The WriterDuet tool, available online now, also includes an automated Bechdel test — which measures how many female characters there are and whether they discuss something other than a man — and even a reverse Bechdel test, which looks at men the same way. The tool also noted how many times the test was passed, using a minimum of seven lines of dialogue to qualify.
An examination of the last 10 Oscar winners for original screenplay offered dismal, if not surprising, results: Only one screenplay, Spike Jonze’s “Her,” passed WriterDuet’s Bechdel test, Mr. Goldstein said in an email, when the unseen digital assistant, voiced by Scarlett Johansson, has one conversation with a little girl. “In contrast, every single script passes our reverse Bechdel test multiple times (as many as 40 times, in ‘Spotlight’),” he said.
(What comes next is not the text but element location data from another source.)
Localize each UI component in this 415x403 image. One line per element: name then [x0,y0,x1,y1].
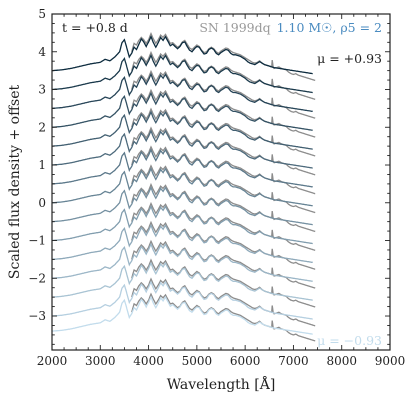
x-tick-label: 8000 [326,354,357,368]
spectrum-pair-2 [52,50,316,100]
x-tick-label: 4000 [133,354,164,368]
spectrum-pair-4 [51,88,316,138]
spectrum-pair-14 [52,277,316,327]
spectrum-pair-6 [52,126,316,176]
spectrum-pair-11 [52,220,316,270]
x-tick-label: 3000 [85,354,116,368]
model-spectrum-line [52,110,313,150]
spectrum-pair-3 [51,69,316,119]
axis-ticks: 2000 3000 4000 5000 6000 7000 8000 9000 −3 −2 −1 0 1… [28,7,405,368]
y-tick-label: −2 [28,271,46,285]
spectrum-pair-12 [51,239,316,289]
model-spectrum-line [52,280,313,320]
model-label: 1.10 M☉, ρ5 = 2 [277,20,382,35]
y-tick-label: 4 [38,45,46,59]
model-spectrum-line [51,91,313,131]
mu-bottom-label: μ = −0.93 [317,333,382,348]
x-tick-label: 9000 [375,354,406,368]
time-label: t = +0.8 d [62,20,128,35]
model-spectrum-line [52,261,313,301]
observed-spectrum-label: SN 1999dq [199,20,270,35]
x-tick-label: 5000 [182,354,213,368]
spectrum-pair-10 [52,201,316,251]
y-tick-label: 3 [38,83,46,97]
model-spectrum-line [51,72,313,113]
x-tick-label: 2000 [37,354,68,368]
y-tick-label: 2 [38,120,46,134]
model-spectrum-line [52,129,313,169]
mu-top-label: μ = +0.93 [317,51,382,66]
model-spectrum-line [52,35,313,75]
y-tick-label: −3 [28,309,46,323]
model-spectrum-line [52,204,313,245]
y-tick-label: 5 [38,7,46,21]
spectrum-pair-1 [52,31,316,82]
spectrum-pair-9 [52,182,316,233]
model-spectrum-line [51,148,313,188]
x-tick-label: 7000 [278,354,309,368]
model-spectrum-line [51,242,313,282]
model-spectrum-line [52,295,313,335]
plot-area [51,31,316,342]
y-tick-label: 0 [38,196,46,210]
model-spectrum-line [51,167,313,207]
model-spectrum-line [52,53,313,94]
x-axis-title: Wavelength [Å] [167,375,276,393]
x-tick-label: 6000 [230,354,261,368]
spectrum-pair-5 [52,107,316,157]
model-spectrum-line [52,223,313,264]
spectrum-pair-8 [51,164,316,214]
spectrum-pair-13 [52,258,316,308]
model-spectrum-line [52,186,313,226]
y-axis-title: Scaled flux density + offset [7,85,23,280]
spectrum-pair-15 [52,292,316,342]
y-tick-label: 1 [38,158,46,172]
spectrum-pair-7 [51,145,316,195]
y-tick-label: −1 [28,234,46,248]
Ms. Hodson and the software makers say they expect their tools will be expanded to address other issues of representation, like race and ethnicity, although that is more complicated, because those details are not always mentioned in scripts.
But in general, “This is all pretty easy,” Mr. Goldstein said. “Technology can do this, and technology should be doing this.”
Ms. Hodson envisioned these analytics being applied to projects already in development. “We can’t enforce anything, but my hope is that people will be more invested in doing this as this conversation becomes more important,” she said. “Why wouldn’t you?”